The prayer dedication recognizes, however, that all of us, including our little children, ultimately and eternally belong to the Lord. Romans 14:8 says, “For if we live, we live to the Lord, and if we die, we die to the Lord. So then, whether we live or whether we die, we are the Lord’s.” We do not possess our children—they ultimately belong to God. All of our worldly claims on our children – no matter how much we love our children, and no matter how much we hurt when they are gone, are ultimately subservient to the claims of our Creator and Sustainer.

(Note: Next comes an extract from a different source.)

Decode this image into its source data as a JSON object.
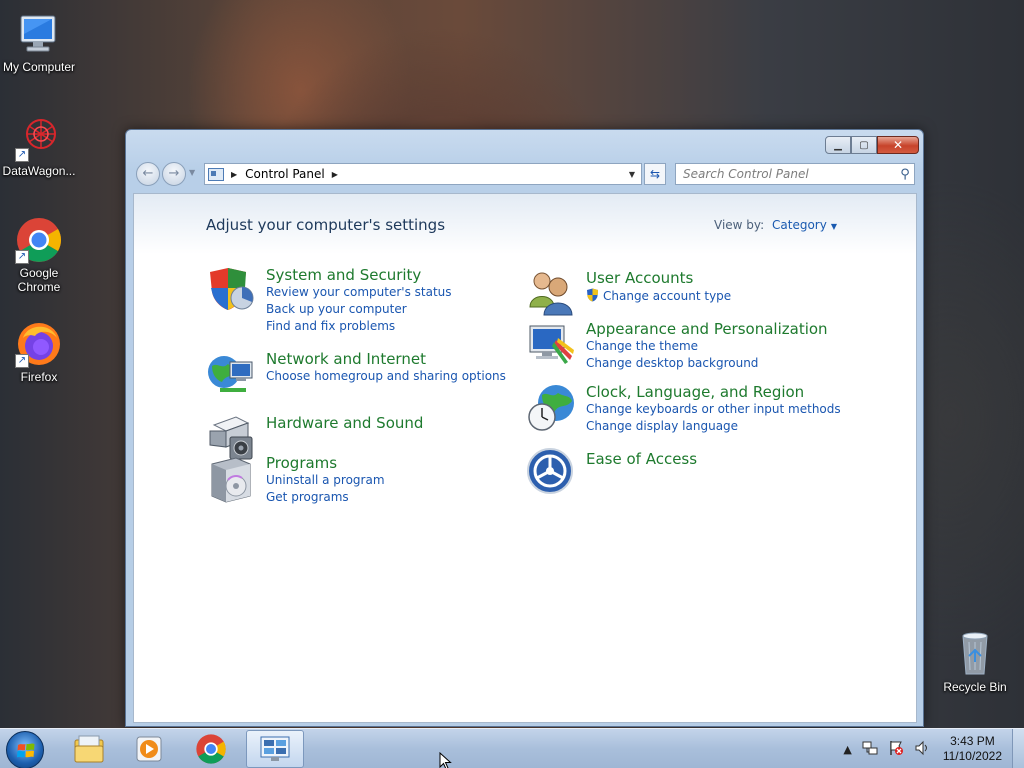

Job’s response to the devastation in his family is a great example to us, because his response includes not only (1) the natural emotional response of losing his children but also (2) his recognition of the superseding claims of the Creator. Following the tragic death of his children, Job tore his rob, fell to the ground and worshipped God. He said, “Naked I came from my mother’s womb, and naked I shall return. The Lord gave, and the Lord has taken away, blessed be the name of the Lord.” Job 1:21. Job could have had a possessive attitude not merely with his material possessions, but particularly with regard to his children. But Job’s perspective on God’s sovereign provision over him, taking the form of both abundant provision and unspeakable, cataclysmic loss, is largely the reason why we find his attitude so exemplary. While Job mourned the loss of his children, he never questioned God’s sovereignty or God’s goodness. Job didn’t resolve his grief by deciding that he, in fact, wasn’t suffering all that much, or that his children were not worthy of his love and affection. His response was to fully mourn his loss while still continuing to trust in God’s goodness to him.

For us, fulfilling the commitment of Micah’s dedication means to fully mourn the loss of our little Micah while also trusting in God’s goodness to us and God’s goodness to Micah. It means to become fully emotionally invested in the life of our second child, now in utero, as well as any future children, without regard to the risk of loss. I pray that I have the same attitude as Job—worshipping our Creator and Sustainer because whether we live or die, we ultimately belong to the Lord.

1 comment:

  1. SO Good, Cory. So few of us ever really contemplate the truth of what we say when we dedicate our children to the Lord. Thanks for these challenging words and your strength to live it fully.